M, male; F, female; IGU, iguratimod; HCQ, hydroxychloroquine; P, prednisone; MP, methyl prednisolone; TGP, the total glucosides of paeony; NF, not found; ESSPRI, EULAR Sjogren's Syndrome patient reported index; ESSDAI, EULAR Sjögren's Syndrome disease activity index; AEs, adverse event rates; ESR, erythrocyte sedimentation rate; RF, rheumatoid factor; IgG, immunoglobulin G; LEF, leflunomide.
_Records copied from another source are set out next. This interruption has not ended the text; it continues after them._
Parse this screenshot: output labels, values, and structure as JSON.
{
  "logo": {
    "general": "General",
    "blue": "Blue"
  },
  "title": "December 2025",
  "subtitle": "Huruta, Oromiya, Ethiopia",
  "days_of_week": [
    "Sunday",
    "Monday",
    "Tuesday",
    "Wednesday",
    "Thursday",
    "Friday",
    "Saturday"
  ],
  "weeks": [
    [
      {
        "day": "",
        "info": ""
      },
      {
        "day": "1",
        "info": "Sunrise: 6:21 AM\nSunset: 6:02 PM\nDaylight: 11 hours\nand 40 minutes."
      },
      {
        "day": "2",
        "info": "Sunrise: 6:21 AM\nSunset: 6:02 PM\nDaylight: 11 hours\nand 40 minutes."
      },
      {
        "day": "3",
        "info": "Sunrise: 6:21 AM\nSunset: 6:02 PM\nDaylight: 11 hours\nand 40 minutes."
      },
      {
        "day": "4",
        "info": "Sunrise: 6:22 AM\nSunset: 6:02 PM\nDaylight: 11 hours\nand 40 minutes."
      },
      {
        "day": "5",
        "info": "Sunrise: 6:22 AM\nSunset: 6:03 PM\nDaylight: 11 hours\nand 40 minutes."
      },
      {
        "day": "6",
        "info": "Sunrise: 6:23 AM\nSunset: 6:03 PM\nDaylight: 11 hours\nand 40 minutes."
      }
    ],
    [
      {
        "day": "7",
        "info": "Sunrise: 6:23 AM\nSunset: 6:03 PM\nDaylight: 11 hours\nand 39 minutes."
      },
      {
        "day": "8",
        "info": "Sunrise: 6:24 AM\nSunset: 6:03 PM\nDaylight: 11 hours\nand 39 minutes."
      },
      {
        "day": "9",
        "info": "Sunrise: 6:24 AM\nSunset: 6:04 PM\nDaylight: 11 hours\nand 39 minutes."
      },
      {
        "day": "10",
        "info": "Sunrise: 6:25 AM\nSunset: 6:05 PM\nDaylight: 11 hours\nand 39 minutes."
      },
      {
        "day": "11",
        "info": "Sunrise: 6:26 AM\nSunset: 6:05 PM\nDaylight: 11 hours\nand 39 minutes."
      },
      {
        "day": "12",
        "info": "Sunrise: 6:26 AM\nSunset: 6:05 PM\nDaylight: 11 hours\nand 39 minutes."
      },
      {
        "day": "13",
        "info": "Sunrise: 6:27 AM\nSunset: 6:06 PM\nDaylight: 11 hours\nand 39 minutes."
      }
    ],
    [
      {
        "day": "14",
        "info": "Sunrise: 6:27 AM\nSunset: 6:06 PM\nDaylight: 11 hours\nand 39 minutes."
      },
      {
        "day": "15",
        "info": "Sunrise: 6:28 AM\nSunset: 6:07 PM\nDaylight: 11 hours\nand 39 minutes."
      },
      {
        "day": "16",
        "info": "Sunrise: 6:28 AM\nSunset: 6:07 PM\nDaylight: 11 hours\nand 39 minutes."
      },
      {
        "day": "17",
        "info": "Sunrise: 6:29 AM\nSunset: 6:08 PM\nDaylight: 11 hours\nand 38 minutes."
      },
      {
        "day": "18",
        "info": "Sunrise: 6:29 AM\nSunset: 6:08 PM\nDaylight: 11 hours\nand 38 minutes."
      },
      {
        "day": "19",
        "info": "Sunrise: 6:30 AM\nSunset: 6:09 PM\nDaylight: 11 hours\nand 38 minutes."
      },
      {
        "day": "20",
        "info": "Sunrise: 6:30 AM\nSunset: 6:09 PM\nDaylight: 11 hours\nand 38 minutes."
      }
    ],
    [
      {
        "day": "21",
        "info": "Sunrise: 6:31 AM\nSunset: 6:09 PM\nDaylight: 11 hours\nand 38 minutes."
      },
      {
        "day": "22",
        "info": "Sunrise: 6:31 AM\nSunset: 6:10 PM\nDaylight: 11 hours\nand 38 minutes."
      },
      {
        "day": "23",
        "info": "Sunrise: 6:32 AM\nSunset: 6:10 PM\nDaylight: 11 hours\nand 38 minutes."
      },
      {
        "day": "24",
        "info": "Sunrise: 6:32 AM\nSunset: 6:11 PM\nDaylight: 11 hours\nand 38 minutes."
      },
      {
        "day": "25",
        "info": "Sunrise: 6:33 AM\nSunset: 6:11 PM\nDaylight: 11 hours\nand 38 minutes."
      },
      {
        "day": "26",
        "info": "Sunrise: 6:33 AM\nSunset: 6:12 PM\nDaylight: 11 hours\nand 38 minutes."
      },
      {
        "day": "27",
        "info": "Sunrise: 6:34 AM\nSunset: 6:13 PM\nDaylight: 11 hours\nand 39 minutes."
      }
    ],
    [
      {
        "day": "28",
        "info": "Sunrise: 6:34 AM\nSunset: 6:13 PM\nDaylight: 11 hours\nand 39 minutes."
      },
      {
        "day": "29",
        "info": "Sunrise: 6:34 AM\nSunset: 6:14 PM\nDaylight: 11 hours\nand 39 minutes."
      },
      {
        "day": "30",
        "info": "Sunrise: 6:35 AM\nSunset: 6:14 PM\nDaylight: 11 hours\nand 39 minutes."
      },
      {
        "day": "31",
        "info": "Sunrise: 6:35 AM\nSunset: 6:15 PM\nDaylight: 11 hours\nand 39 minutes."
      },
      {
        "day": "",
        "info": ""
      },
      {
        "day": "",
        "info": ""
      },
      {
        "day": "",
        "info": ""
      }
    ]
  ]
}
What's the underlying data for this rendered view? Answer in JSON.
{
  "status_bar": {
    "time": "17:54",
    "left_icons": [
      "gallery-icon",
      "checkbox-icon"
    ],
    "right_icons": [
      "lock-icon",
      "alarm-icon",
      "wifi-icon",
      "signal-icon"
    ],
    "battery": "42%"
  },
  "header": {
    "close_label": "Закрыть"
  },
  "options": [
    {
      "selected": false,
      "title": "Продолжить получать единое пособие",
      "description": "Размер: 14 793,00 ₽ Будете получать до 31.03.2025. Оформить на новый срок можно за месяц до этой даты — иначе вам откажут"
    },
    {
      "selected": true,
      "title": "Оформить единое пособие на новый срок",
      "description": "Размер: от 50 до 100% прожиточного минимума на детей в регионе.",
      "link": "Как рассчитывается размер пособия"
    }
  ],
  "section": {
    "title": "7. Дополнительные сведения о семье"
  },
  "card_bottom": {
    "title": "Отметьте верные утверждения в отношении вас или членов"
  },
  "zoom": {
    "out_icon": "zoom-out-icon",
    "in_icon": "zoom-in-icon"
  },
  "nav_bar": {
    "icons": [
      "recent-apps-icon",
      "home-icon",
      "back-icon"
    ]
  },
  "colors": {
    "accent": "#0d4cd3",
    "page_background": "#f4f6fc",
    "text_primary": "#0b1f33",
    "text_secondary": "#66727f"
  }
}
Quality Assessment of the Included Studies

Randomization methods were reported in 13 of the 19 trials (68.4%) and were mentioned without details in the other six trials (31.6%). Allocation concealment was reported in 13 studies (68.4%). Data regarding the blinding of participants, personnel, and outcome assessment were not found in the 19 studies. The complete outcome data were described in 18 studies (94.7%). A low risk of selective reporting and unclear risk of other biases were observed in all studies (100%) (Figures 2 and 3).

FIGURE 2

Risk of bias graph of the included studies.

FIGURE 3

Risk of bias summary of the included studies.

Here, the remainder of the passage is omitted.